I think the most interesting studies are those that try to figure out the effectiveness of government intervention based on the timing of the lockdown. IIRC (big if), the timing of government intervention didn't matter much indicating that because of self imposed behavioral changes were about as effective as government intervention (or that people ignored government imposed lock-downs, ha ha). But take that with a big grain of salt.

[0] https://ihpi.umich.edu/news/lockdowns-during-early-pandemic-...

[1] https://journals.plos.org/plosone/article?id=10.1371/journal...

1 comments

> I think we need to distinguish between government imposed lockdown and measure that people take on their own.

Why? It’s an exponential curve, either the number of cases is increasing or decreasing it makes little difference until you swap from one to the other. There is zero evidence that purely voluntary methods would have worked.

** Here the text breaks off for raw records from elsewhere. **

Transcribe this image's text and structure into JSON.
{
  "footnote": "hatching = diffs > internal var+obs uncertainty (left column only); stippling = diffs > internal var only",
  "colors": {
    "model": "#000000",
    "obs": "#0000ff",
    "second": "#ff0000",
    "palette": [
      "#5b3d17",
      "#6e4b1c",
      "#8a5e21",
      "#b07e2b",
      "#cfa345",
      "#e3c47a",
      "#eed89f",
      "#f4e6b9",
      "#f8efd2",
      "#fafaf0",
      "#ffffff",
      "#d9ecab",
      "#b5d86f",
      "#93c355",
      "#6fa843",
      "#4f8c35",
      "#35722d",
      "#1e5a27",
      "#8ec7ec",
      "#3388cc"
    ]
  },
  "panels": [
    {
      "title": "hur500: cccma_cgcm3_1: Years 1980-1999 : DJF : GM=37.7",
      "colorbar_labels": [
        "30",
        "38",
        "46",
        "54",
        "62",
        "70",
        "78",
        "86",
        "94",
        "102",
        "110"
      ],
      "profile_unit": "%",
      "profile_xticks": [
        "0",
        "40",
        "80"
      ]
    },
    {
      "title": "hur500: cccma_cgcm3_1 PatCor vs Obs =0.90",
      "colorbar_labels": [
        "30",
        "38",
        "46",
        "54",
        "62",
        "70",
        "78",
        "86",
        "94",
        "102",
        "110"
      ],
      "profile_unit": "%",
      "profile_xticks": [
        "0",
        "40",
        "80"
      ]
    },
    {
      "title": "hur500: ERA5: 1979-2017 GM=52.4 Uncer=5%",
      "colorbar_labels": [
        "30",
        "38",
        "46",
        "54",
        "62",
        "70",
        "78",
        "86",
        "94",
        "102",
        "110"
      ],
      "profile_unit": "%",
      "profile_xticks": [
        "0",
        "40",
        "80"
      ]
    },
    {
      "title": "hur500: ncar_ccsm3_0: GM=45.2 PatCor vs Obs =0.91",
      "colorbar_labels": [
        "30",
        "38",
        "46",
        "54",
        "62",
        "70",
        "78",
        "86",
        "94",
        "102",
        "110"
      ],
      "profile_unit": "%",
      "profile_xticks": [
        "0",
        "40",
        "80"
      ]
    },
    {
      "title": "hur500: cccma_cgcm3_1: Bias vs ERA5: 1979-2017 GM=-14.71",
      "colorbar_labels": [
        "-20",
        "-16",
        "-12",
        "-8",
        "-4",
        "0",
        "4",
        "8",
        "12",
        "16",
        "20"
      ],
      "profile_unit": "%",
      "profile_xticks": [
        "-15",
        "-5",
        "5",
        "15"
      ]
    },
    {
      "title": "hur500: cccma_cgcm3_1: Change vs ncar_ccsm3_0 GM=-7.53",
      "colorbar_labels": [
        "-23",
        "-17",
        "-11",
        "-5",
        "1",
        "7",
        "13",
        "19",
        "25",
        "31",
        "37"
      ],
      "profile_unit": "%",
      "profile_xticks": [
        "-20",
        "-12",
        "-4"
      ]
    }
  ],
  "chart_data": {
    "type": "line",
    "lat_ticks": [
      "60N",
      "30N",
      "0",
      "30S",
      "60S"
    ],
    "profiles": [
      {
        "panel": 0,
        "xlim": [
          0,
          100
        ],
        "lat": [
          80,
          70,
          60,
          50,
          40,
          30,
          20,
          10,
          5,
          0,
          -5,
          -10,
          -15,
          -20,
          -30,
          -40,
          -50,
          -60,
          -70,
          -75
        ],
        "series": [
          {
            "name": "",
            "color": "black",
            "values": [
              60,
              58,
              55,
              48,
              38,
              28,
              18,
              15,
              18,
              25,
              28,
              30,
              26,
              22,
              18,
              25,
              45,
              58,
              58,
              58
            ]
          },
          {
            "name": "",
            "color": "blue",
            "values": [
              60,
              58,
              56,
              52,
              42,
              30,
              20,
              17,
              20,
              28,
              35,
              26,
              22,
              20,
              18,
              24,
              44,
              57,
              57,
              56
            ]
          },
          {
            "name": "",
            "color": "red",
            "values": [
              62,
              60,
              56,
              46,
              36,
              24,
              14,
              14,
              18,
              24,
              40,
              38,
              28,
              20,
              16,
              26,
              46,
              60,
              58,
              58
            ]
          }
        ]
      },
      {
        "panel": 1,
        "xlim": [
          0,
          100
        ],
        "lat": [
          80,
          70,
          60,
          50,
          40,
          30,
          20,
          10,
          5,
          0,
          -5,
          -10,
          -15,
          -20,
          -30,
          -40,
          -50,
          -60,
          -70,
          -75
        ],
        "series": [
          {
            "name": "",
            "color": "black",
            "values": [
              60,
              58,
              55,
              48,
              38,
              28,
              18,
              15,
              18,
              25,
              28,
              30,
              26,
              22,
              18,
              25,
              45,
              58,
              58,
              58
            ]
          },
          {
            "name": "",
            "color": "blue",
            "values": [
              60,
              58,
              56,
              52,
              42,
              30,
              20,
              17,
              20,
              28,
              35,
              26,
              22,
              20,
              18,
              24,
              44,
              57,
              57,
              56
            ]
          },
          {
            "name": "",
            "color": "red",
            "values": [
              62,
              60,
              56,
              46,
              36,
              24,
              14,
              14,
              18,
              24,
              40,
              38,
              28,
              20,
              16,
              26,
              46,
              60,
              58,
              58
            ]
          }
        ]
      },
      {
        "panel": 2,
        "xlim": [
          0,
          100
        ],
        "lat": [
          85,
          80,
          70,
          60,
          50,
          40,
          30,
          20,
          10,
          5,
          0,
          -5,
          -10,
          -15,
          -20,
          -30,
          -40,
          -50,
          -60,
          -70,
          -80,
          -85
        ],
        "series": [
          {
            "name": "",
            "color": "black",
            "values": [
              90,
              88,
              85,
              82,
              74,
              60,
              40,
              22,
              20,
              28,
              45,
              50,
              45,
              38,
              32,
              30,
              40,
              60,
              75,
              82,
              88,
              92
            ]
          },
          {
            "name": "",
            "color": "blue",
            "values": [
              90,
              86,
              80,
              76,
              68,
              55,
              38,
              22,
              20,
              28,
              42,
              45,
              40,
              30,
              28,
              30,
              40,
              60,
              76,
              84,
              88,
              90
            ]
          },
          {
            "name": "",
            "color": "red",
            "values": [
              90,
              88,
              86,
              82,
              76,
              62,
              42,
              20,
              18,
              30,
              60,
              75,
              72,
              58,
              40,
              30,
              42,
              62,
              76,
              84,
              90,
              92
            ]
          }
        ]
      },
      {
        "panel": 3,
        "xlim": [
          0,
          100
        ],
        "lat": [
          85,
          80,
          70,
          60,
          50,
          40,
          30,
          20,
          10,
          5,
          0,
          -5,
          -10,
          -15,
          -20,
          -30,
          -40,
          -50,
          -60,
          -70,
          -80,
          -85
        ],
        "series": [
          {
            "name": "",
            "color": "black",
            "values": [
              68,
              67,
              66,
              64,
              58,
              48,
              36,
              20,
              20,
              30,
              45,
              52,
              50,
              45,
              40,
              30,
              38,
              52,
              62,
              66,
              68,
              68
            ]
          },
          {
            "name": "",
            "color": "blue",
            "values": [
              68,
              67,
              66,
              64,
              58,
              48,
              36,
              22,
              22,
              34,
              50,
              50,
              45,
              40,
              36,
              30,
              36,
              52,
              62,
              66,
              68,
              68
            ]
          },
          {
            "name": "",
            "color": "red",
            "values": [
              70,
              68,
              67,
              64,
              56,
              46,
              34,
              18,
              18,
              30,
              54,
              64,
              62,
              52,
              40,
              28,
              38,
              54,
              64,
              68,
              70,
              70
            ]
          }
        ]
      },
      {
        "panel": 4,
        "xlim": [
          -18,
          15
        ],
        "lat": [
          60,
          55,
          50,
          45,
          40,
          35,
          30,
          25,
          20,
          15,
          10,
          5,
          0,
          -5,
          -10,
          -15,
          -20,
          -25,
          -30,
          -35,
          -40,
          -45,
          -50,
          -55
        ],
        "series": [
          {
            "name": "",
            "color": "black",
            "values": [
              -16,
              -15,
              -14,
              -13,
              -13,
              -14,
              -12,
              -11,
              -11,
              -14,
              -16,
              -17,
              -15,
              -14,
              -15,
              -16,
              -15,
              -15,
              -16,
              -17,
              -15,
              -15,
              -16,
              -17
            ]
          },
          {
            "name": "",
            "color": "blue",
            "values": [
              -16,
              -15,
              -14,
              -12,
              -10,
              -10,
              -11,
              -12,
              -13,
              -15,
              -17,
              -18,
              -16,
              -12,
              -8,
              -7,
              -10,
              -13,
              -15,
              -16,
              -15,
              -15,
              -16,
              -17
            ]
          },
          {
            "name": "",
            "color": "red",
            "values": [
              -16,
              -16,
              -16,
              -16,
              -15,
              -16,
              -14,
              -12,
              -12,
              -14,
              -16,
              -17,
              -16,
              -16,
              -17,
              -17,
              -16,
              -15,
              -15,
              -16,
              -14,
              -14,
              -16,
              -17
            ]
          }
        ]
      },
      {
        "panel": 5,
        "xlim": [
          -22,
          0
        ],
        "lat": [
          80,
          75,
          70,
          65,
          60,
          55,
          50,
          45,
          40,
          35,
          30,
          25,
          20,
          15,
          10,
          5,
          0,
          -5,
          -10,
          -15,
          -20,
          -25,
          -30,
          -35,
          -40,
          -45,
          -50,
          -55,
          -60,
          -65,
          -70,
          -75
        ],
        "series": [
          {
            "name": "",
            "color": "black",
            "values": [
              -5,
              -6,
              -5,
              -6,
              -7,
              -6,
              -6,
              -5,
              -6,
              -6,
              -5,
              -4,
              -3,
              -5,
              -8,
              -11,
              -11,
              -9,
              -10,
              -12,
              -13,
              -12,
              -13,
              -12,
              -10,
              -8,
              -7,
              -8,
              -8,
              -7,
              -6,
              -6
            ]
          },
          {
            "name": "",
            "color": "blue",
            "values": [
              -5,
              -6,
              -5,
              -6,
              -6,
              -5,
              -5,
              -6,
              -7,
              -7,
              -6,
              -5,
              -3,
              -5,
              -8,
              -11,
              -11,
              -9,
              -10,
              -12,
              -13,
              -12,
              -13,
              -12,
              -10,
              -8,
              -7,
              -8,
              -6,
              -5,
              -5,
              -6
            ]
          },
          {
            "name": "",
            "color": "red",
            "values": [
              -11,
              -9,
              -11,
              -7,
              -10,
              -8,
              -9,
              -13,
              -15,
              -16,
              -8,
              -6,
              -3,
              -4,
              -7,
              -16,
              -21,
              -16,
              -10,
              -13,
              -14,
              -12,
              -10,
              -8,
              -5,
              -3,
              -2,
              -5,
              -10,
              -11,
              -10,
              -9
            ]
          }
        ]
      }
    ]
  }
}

Further, the problem with using a zero policy baseline is voluntary lockdowns would also wrecked the economy. Movie theaters etc can’t operate if 90+% of the population including their staff is staying home. You can try and get some sort of synthetic baseline economic harm without government policies but you also get feedback loops of people staying home more as the situation falls apart.

That’s especially true of foreign countries. China’s lockdowns appeared to be extremely effective, but they where going to wreck US supply chains irrespective of the US response to COVID.

It’s even possible that government shutdowns reduced overall economic harm. Remember, lockdowns prioritized essential services, the disease wouldn’t have been so discriminatory. The zero government intervention baseline likely results in major disruptions in essential services like food delivery.